Most of us have horrible posture (blame your boss as it’s all that time you spend at a computer or driving that’s at fault!). This leads to a rounded (kyphotic) posture of the spine which means the t-spine is locked in a flexed position.

If you’re trying to do an open book mobilisation starting with this type of spine you will never get the rotation you are looking for. Developing t-spine extension and normal spine position is essential to proper rotation, t-spine extensions on a foam roller (explained in the video below) are your best option.

These exercises are great for increasing t-spine mobility however they do so in a manner in which we are supported and stabilised by the floor.

With most mobility drills, there should be a progression to coming off the floor into a more vertical position so that the body is required to support/ stabilise the moving joints, load bearing is a manner more applicable to that required in the golf swing increasing the usability of that mobility.
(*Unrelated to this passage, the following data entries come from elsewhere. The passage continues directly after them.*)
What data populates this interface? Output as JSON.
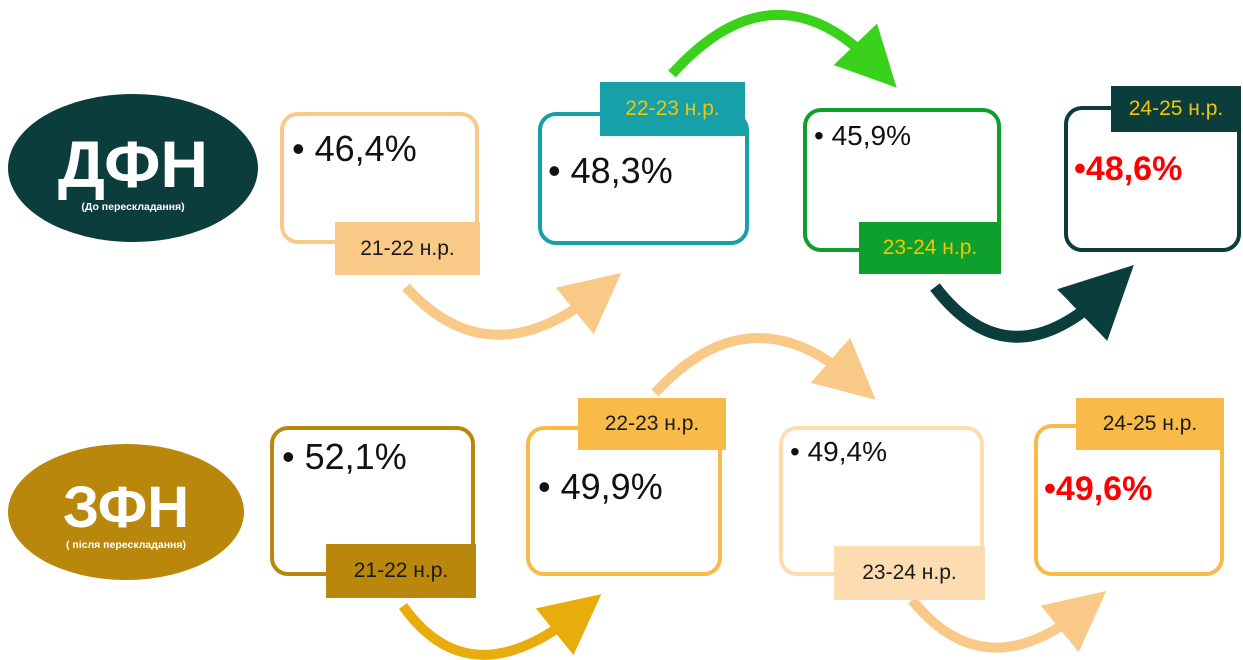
{
  "groups": {
    "dfn": {
      "title": "ДФН",
      "subtitle": "(До перескладання)",
      "color": "#0c3d3d",
      "items": [
        {
          "year": "21-22 н.р.",
          "value": "46,4%",
          "box_color": "#f8c987",
          "tag_color": "#f8c987",
          "tag_text_color": "#1a1a1a"
        },
        {
          "year": "22-23 н.р.",
          "value": "48,3%",
          "box_color": "#17a0a8",
          "tag_color": "#17a0a8",
          "tag_text_color": "#f5c400"
        },
        {
          "year": "23-24 н.р.",
          "value": "45,9%",
          "box_color": "#0ea02c",
          "tag_color": "#0ea02c",
          "tag_text_color": "#f5c400"
        },
        {
          "year": "24-25 н.р.",
          "value": "48,6%",
          "box_color": "#0c3d3d",
          "tag_color": "#0c3d3d",
          "tag_text_color": "#f5c400",
          "highlight": "#ff0000"
        }
      ]
    },
    "zfn": {
      "title": "ЗФН",
      "subtitle": "( після перескладання)",
      "color": "#b8870b",
      "items": [
        {
          "year": "21-22 н.р.",
          "value": "52,1%",
          "box_color": "#b8870b",
          "tag_color": "#b8870b",
          "tag_text_color": "#1a1a1a"
        },
        {
          "year": "22-23 н.р.",
          "value": "49,9%",
          "box_color": "#f8bb4a",
          "tag_color": "#f8bb4a",
          "tag_text_color": "#1a1a1a"
        },
        {
          "year": "23-24 н.р.",
          "value": "49,4%",
          "box_color": "#fcdcb0",
          "tag_color": "#fcdcb0",
          "tag_text_color": "#1a1a1a"
        },
        {
          "year": "24-25 н.р.",
          "value": "49,6%",
          "box_color": "#f8bb4a",
          "tag_color": "#f8bb4a",
          "tag_text_color": "#1a1a1a",
          "highlight": "#ff0000"
        }
      ]
    }
  },
  "bullet": "•",
  "arrow_colors": {
    "dfn_1": "#f8c987",
    "dfn_2": "#3ad11a",
    "dfn_3": "#0c3d3d",
    "zfn_1": "#e8ad0c",
    "zfn_2": "#f8c987",
    "zfn_3": "#f8c987"
  }
}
Following that idea of moving from a ground based position to standing, we look to progress through a quadruped, to half-kneeling, to standing and golf posture positions.

Here’s a few of my favourite progressions:


This introduces some shoulder and core stability elements, whilst the quadruped position does increase the load demands somewhat. Be sure to keep the core tight and make sure the movement comes from the t-spine not lumbar spine (lower back). Be sure to follow the moving elbow with your eyes.


This movement relies on core control to develop hip and thoracic spine rotation, plus some extension of the spine to accommodate the arm movement. Try to reach the arm as high as possible and get the biceps as close to the ear as possible.

The band provides some assistance with this so removing the band would actually represent a progression.


Similar to the half kneeling thoracic rotations this movement relies on core control to develop hip and thoracic spine rotation, but as you are now standing, also introduces the knees, ankles and feet to the stability equation. You are also now required to express thoracic spine mobility in a motion much more specific to the golf swing.

If you're struggling for shoulder turn in your swing, or unable to see the mobility gains you make in t-spine exercises like open books actually carryover to your golf swing, give these progressions a try over the course of a few months and I'm sure you'll notice a drastic improvement.